Alta fermentazione: caratteristiche e stili
Dopo quella che possiamo definire come la lunga alba della birra, ovvero l’esteso periodo temporale (si parla di millenni: dalle prime esperienze fino alle soglie del XII secolo) durante il quale il processo di lavorazione rimase ancorato a tecniche ruotanti attorno a un processo di fermentazione spontanea, la storia della birra si accompagnerà per diversi secoli con il metodo dell’alta fermentazione. La raccolta della schiuma di lento gorgogliamento del mosto (ricca di microorgranismi) indirizzava infatti fisiologicamente verso la selezione di colture tendenti a riprodurre sé stesse, mettendo a disposizione insomma altrettante matrici (o madri) il cui impiego sistematico affrancava la produzione dall’aleatorietà del sistema selvatico puro, consentendo al contrario una più affidabile aspettativa di riproducibilità dei risultati.

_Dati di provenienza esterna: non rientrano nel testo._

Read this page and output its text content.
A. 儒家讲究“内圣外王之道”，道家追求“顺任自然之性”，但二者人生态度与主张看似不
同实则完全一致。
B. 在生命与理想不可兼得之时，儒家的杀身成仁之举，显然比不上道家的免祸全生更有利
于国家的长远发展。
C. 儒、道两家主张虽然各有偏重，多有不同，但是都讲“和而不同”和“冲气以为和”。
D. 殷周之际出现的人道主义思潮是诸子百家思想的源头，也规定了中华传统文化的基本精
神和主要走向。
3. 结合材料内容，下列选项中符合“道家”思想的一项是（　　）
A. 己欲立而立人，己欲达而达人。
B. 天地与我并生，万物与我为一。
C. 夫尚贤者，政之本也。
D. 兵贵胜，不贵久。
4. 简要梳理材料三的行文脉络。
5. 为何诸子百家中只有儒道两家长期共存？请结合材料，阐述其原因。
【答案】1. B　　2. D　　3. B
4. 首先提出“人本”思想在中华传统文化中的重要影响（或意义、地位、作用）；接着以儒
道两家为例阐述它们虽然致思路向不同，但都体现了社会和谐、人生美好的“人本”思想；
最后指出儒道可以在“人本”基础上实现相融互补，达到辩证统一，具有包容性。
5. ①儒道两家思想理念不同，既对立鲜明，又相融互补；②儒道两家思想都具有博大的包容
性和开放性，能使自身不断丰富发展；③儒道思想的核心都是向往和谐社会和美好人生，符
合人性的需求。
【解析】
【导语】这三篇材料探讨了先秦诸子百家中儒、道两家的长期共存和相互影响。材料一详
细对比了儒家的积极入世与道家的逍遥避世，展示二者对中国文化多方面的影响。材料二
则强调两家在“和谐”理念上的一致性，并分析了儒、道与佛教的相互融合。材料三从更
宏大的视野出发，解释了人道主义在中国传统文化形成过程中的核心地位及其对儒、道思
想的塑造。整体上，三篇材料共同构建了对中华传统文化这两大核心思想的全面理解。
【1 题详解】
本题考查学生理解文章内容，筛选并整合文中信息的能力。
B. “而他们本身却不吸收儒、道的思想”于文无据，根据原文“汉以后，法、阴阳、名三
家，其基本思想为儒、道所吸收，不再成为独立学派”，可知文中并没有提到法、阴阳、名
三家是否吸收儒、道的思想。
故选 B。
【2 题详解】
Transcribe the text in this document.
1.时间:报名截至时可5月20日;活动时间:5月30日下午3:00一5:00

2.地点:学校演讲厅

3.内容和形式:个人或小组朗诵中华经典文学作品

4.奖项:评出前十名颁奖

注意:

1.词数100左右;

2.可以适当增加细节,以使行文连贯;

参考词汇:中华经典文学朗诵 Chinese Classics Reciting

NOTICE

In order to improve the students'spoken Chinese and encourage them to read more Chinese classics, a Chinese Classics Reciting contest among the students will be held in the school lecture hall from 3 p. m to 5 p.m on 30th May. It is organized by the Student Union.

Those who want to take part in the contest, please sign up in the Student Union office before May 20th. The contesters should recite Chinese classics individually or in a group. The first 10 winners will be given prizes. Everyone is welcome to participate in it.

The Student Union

Se per arrivare all’esplosione delle Lager sarebbe stato necessario attendere fino a poco prima della metà Ottocento, nel corso dei secoli tra il XII e il XIX, a scrivere il romanzo di pinte e boccali sono state le Ale. Una famiglia che fa perno sull’attività di lieviti appartenenti alla specie Saccharomyces Cerevisiae, utilizzata nella produzione del pane come del vino: le cui cellule prediligono temperature tra i 13 e i 25 gradi – maggiori rispetto a quelle preferite dal Pastorianus – e, nell’esercitare il proprio metabolismo, tendono ad aggregarsi in colonie, offrendo con ciò una superficie di spinta all’andride carbonica in tumultuosa risalita, il che le porta a muoversi verso l’alto e ad addensarsi in corrispondenza della superficie del tino di fermentazione (top fermentation in inglese; obergärung in tedesco).
Il nome d’arte delle alte fermentazione è appunto Ale, termine la cui etimologia rimanda probabilmente alla voce latino alere, ovvero alimentare, nutrire (da cui l’aggettivo altus ovvero alimentato e, dunque, cresciuto in altezza ); ma un’ipotesi alternativa preferisce puntare sulla parentela con il celtico alausa , forse definizione stante per il concetto di birra chiara. Dominatrici della scena per larghissima parte del secondo millennio dopo Cristo, le Ales possono essere immaginate come le appartenenti a un albero genealogico che ha avuto a disposizione molto tempo per ramificarsi in numerose direzioni: ciascuna delle quali corrispondente a una specifica tipologia birraria. Ecco perché molti degli stili storici, soprattutto inglesi e belgi (ma anche alcuni tedeschi, come le Weizen), appartengono alla progenie dell’alta fermentazione.
E veniamo ai tratti organolettici che costituiscono i comuni denominatori di questo ampio, estremamente ampio (e variegato) perimetro stilistico. Ovvero il privilegio di poter annoverare, nel proprio corredo olfattivo, quei toni fruttati che sono ascrivibili a sostanze chimiche (gli esteri) la cui formazione ha luogo, principalmente, appunto nel corso di dinamiche metaboliche (tipiche proprio dei lieviti facenti capo alla specie Saccharomyces Cerevisiae) condotte in regimi di elevate temperature.
Semplificando al massimo: la percezione di note rappresentabili attraverso descrittori quali banana, pera, mela, albicocca, pesca (e così via) in prima o piena maturità è una sorta di indice, di segnale, che induce legittimamente a supporre come la birra in assaggio possa probabilmente collocarsi nel recinto delle Ales. Attenzione, però: la deduzione non sia rigida o, men che meno, dogmatica; vi sono almeno tre dati di fatto da tenere presenti. Primo: alcuni ceppi di lievito ad alta sono sostanzialmente neutri, cioè assai blandamente esterificatori. Secondo punto: tracce di esteri sono riconducibili alla stessa qualità dei malti utilizzati in ricetta: tanto che la loro presenza è ammessa, in quantità minime, anche parlando di tipologie a bassa quali le Bock scure, le Doppelbock, le Baltic Porter e altre ancora. Terza questione: l’avvento sul mercato di luppoli nuovomondisti recanti temi riconducibili a polpe mature (pesca, pera, albicocca) ha in parte modificato il quadro di riferimento precedente, legato in sostanza alla diversa modalità operativa dei fermenti all’opera.